The immense training undergone by the Hero of the Hudson pilot offers valuable lessons for the NHS on preparation, writes Lord Ara Darzi
When US pilot Captain Chesley Sullenberger made his now famous emergency landing in New York’s Hudson river in 2009, saving the lives of the 155 passengers on board the aircraft, he attributed his feat to the hundreds of hours he had spent in training and on simulators preparing for emergencies.
“Even though we had never trained for this [emergency], because I had such a well defined paradigm in my mind about how to solve any aviation emergency, I was able to impose that paradigm on this situation and turn it into a problem that I could solve,” he later said.
The 64-year-old pilot, who now uses his expertise and new-found celebrity to champion patient safety in healthcare, has described the critical skills of team communication, simulation-based training and documented checklists that helped bring the plane down safely that day after a flock of birds was sucked into the engines, causing both to fail.
Anxious minutes
Preparing for the unexpected is a key part of making surgery safer. But it is rarely enough. Sonal Arora, an academic clinical lecturer at St Mary’s Hospital, London and author of numerous studies on patient safety, described her own “Hudson river” moment.

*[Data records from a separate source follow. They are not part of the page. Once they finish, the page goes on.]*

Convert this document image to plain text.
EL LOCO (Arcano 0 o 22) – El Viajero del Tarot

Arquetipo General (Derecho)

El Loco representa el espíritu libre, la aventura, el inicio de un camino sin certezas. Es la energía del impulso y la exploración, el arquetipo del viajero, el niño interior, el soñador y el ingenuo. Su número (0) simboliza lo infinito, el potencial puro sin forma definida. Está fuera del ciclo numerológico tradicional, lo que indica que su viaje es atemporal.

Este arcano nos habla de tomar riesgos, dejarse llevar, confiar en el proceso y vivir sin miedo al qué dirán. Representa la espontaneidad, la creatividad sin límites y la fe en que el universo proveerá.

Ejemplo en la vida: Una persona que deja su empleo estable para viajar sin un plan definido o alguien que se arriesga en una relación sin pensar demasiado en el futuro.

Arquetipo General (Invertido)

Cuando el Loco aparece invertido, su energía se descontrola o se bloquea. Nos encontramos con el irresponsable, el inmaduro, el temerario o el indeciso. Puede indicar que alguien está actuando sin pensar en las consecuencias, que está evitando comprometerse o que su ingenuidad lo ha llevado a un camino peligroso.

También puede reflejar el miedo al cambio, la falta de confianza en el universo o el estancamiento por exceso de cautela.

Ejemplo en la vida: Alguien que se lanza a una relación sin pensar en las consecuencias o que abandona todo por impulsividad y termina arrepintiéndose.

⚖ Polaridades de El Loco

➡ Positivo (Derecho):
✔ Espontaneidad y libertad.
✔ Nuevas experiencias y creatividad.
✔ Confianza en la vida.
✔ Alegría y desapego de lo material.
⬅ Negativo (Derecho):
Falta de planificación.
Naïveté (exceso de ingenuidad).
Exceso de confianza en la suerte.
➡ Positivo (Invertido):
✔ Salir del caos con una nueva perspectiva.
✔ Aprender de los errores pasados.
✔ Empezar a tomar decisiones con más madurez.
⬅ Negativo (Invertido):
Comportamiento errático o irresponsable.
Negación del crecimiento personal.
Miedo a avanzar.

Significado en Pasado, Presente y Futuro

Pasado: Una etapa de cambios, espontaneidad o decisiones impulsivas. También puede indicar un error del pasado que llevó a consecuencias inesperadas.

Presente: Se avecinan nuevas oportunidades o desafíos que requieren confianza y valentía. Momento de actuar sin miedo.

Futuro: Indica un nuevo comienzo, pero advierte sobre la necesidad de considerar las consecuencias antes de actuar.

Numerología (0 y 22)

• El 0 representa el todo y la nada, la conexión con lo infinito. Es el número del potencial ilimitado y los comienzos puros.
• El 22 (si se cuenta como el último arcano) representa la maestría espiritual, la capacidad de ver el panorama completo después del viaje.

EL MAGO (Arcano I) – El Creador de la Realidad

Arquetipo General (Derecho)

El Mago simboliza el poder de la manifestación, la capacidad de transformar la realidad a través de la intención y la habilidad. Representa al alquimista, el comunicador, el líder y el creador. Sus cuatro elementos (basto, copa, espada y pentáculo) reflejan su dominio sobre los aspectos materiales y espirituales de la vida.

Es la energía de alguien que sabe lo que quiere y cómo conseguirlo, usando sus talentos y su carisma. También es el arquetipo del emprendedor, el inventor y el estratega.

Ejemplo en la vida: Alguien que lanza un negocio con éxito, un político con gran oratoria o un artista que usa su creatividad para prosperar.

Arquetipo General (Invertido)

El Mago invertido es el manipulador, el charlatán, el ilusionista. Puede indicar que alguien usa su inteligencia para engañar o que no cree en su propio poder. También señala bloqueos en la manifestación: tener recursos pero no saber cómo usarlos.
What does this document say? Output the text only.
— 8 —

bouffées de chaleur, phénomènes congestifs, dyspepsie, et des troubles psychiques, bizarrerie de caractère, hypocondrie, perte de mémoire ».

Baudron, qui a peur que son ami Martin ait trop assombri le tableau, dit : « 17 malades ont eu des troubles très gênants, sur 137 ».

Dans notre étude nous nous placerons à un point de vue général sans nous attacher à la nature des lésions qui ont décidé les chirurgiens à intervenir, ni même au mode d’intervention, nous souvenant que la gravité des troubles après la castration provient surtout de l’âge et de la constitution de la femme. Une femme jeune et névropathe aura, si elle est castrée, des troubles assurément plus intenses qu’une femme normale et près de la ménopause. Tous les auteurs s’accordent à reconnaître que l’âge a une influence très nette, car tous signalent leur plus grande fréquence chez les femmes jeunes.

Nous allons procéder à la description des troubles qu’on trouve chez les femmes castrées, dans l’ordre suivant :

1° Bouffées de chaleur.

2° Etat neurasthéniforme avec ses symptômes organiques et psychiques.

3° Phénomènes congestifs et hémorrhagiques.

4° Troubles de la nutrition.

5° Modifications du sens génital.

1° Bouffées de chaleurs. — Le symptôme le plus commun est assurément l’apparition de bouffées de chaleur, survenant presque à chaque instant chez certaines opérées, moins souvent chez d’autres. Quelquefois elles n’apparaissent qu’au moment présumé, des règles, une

“As a junior doctor I learnt how to take a patient’s appendix out, doing a planned operation at two o’clock in the afternoon when there were colleagues around who could help if anything went wrong. But the next time I did it on my own it was two o’clock in the morning. There was no one around and the patient started to bleed. What do you do?”
The answer was: convert the keyhole procedure to an open operation so that she could see what was going on. That is what she eventually did - but not before a few anxious minutes had elapsed.
Though a vital element in a surgeon’s training, this is a scenario that cannot be practised on a patient, for obvious reasons. It can be practised, however, on a simulator – a robot patient programmed to respond to medical interventions in ways that test trainee doctors’ skills.
Non-technical risks
St Mary’s, where I work, was the first hospital to establish a simulated operating theatre and the model is now being rolled out to other hospitals and has been adopted by the Royal College of Surgeons.
But while most use it to teach doctors how to operate - in the US surgeons must demonstrate their skills on a simulator by passing a “driving test” before they are let loose on patients - here at St Mary’s we have found simulators are even more valuable in teaching non-technical skills: communication, teamwork, leadership and decision making.
A key factor in the successful outcome of the Hudson landing was the seamless way in which Captain Sullenberger worked with his co-pilot and the rest of the crew in the three minutes they had to bring the plane down safely.
As in aviation, so in medicine. In the operating theatre, when things go wrong it is more often the non-technical aspects - a nurse who didn’t hear a request for extra blood, poor leadership, a mix-up over a drug or a wrongly identified patient - that turn out to be the cause of the catastrophe rather than the competence of the surgeon.
“A decade ago, a “never” event was met with a demand that the person responsible be identified and blamed. Now there is a wider recognition that the way to reduce errors is to tackle the system failures”
In 2014, a London wide review found there were 23 “never events” in hospitals in the capital – errors that should never happen, such as surgery carried out on the wrong patient. Most were attributable to basic failures in communication, teamwork and decision making. These are vital principles of patient safety, yet they are not often formally taught in medical school.
But things are changing. A decade ago, a “never” event was met with a demand that the person responsible be identified and blamed. Now there is a wider recognition that the way to reduce errors is to tackle the system failures that underlie them. The cry is no longer “who is to blame? but “why did it happen?” And most importantly “how can we make sure we learn from this so it never happens again?” This reflects the wider switch in focus in the NHS from quantity to quality – instead of “let’s squeeze in one more case,” the new imperative is “let’s do it better”.
Healed and unharmed
In North West London, hospitals have begun closing their operating theatres to routine cases for a day to free staff to attend patient safety training. The programme includes private hospitals, which suffer a significant loss of revenue as a result. The better prepared surgeons and their teams are for their “Hudson moment” - in the NHS and private sectors - the more likely their patients are to come through healed and unharmed.
Lord Darzi is a surgeon and director of the Institute of Global Health Innovation at Imperial College London. He was a Labour health minister from 2007-09.